Fuera Israel del Líbano, de Siria y de Palestina
El 21 de julio, los presidentes del Líbano, Joseph Aoun, y de Estados Unidos, Donald Trump, se reunieron en la Casa Blanca. Aoun le pidió al presidente Trump ayuda para reconstruir la economía, fortalecer las Fuerzas Armadas libanesas y acelerar la retirada de las fuerzas israelíes del país.
Trump respondió que no existe un plazo para la salida de las tropas israelíes, pero autorizó vuelos directos entre Estados Unidos y el Líbano.
Joseph Aoun, excomandante del Ejército, fue elegido el 9 de enero de 2025. Su elección puso fin a un ciclo de presidentes aliados al partido chiita libanés Hezbollah e inició un nuevo período de gobiernos vinculados al imperialismo occidental.
El Líbano venía atravesando una sucesión de crisis que se profundizaron a partir de la fuga de capitales en 2019. Hasta el momento, Joseph Aoun no ha logrado dar ningún paso para superar esas crisis. Por el contrario, todo indica que está conduciendo al Líbano hacia una nueva crisis: la subordinación total a Estados Unidos y una normalización de hecho con Israel.
Bajo el impacto del Memorando de Entendimiento firmado entre Estados Unidos e Irán, que entró en vigor el 20 de junio e imponía un alto el fuego en el Líbano, Trump promovió un acuerdo colonial entre el Líbano e Israel el 26 de junio. Conocido como acuerdo trilateral, establece la permanencia de Israel en el sur del Líbano, con control total sobre el 6 % del territorio libanés y con el «derecho» de defenderse ante cualquier amenaza. Gradualmente, el Ejército libanés va asumiendo zonas piloto bajo ocupación israelí y desarmando a eventuales grupos vinculados a Hezbollah.
Las dos primeras zonas piloto se encuentran casi en su totalidad en áreas no ocupadas por Israel. Analistas israelíes reconocen que Israel no tiene intención de retirarse de todo el territorio libanés.
Desde el 2 de marzo, las tropas israelíes llevaron a cabo una masacre en el país. En 111 días, los ataques israelíes mataron a 4.016 personas (un promedio de 257 por día), destruyeron o dañaron 90.000 viviendas y desplazaron a 1,2 millones de personas. Ni siquiera el sistema de salud fue perdonado. Diecisiete hospitales fueron bombardeados y 135 trabajadores de la salud murieron. Según la ACLED, se registraron 5.292 bombardeos, de los cuales el 81 % ocurrieron en los cuatro distritos del sur: Sour, Nabatieh, Bint Jbeil y Marjayoun. Apenas el 5 % de esos bombardeos fue comunicado previamente a la población, lo que demuestra que las advertencias israelíes son un mito.
El resultado fue la ocupación de 620 km², equivalentes al 6 % del territorio nacional; la destrucción de 90.747 viviendas; la pérdida de 56.320 hectáreas, valuadas en 530 millones de dólares; y órdenes de evacuación contra la población libanesa que afectaron al 19 % del territorio nacional y provocaron el desplazamiento forzado de 1,2 millones de personas, lo que constituye un crimen de lesa humanidad.

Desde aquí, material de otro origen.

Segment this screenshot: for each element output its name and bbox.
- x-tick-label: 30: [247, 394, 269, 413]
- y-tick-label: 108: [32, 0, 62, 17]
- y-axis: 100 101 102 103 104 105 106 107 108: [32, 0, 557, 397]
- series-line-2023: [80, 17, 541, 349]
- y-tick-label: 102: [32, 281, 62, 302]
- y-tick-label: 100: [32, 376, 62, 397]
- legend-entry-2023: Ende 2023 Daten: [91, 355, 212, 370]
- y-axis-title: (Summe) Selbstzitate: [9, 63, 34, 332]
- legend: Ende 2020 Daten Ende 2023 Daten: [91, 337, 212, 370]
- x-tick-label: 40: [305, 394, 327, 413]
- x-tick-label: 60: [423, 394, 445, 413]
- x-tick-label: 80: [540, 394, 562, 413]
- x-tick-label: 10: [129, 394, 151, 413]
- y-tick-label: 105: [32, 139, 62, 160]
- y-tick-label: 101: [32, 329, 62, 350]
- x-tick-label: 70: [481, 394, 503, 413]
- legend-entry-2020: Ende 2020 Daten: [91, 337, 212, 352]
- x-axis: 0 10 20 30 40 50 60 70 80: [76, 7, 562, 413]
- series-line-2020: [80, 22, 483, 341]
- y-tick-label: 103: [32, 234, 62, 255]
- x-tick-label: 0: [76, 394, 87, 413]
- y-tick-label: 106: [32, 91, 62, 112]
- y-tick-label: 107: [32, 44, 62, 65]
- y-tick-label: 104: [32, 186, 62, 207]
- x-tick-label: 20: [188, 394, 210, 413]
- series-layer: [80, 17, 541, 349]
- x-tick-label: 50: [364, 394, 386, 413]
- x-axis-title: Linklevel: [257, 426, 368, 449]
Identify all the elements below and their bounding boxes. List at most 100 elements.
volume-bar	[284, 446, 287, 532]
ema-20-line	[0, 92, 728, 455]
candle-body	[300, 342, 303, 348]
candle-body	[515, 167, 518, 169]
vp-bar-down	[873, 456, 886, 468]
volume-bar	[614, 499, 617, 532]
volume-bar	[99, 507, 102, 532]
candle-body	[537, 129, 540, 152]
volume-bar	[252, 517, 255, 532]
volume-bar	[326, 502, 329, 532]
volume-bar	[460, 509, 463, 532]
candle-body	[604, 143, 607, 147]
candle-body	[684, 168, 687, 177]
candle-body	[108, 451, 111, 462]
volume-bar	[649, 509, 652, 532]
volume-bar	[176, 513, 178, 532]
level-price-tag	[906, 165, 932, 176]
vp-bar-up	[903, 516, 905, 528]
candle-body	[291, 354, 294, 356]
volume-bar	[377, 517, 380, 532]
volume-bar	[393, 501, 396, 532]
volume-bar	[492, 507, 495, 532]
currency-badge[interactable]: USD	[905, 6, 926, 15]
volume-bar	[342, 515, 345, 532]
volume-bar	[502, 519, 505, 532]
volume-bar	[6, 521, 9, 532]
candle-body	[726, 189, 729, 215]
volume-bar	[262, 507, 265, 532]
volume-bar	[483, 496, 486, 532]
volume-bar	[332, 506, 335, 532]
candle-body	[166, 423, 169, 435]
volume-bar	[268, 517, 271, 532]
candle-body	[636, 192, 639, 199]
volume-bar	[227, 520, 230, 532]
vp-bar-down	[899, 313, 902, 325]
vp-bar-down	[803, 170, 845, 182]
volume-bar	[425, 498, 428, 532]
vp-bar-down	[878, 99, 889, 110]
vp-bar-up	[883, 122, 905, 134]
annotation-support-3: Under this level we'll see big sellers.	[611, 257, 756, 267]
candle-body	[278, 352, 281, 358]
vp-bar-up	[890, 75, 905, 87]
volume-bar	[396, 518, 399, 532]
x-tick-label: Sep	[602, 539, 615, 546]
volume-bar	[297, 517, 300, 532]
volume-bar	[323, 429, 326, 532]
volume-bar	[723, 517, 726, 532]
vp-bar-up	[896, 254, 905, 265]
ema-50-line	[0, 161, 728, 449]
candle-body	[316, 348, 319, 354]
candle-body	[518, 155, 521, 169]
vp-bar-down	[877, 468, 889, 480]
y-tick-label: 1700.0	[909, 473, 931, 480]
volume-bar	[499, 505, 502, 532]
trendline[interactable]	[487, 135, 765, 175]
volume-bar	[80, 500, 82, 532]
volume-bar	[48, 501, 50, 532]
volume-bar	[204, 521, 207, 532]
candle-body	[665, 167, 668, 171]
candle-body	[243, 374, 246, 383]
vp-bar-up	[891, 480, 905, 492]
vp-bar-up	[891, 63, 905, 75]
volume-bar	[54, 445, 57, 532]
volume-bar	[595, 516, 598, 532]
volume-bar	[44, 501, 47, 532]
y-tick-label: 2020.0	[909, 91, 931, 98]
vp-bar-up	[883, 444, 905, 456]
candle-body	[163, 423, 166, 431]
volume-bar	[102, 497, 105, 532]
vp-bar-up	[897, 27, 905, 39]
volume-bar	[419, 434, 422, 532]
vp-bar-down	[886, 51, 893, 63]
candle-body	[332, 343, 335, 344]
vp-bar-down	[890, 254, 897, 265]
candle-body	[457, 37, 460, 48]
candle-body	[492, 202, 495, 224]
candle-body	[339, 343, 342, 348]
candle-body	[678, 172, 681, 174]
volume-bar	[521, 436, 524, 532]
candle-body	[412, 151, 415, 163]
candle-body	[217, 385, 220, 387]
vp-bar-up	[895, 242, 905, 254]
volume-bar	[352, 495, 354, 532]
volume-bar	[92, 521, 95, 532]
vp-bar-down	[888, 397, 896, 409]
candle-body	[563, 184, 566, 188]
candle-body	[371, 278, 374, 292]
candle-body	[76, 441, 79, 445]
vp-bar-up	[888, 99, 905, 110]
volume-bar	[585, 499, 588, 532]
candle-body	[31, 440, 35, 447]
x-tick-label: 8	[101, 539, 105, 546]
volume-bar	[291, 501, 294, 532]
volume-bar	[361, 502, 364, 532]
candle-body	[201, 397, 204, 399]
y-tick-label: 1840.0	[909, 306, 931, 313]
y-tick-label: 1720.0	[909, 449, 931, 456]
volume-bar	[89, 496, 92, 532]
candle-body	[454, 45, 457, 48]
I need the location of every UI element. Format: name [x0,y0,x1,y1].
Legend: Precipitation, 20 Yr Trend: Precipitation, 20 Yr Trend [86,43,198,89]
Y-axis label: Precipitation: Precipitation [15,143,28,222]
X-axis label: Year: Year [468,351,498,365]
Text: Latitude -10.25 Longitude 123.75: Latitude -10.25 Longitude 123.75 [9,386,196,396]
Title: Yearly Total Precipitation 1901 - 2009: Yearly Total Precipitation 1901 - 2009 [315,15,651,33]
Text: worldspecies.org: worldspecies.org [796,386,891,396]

Las fuerzas israelíes también ocupan una zona en el sur de Siria. Hasta el momento, el presidente sirio Ahmad al-Sharaa ha recurrido únicamente a la presión diplomática para detener el avance sionista sobre el territorio sirio, sin éxito.
Además, Israel mantiene el genocidio contra la población palestina en Gaza, la limpieza étnica en Cisjordania y Al-Quds/Jerusalén, y el apartheid en la Palestina de 1948, todos ellos considerados crímenes según el derecho internacional.
Queda claro que es necesaria una estrategia de lucha para expulsar a las tropas israelíes del Líbano y de Siria, y para liberar Palestina, del río al mar.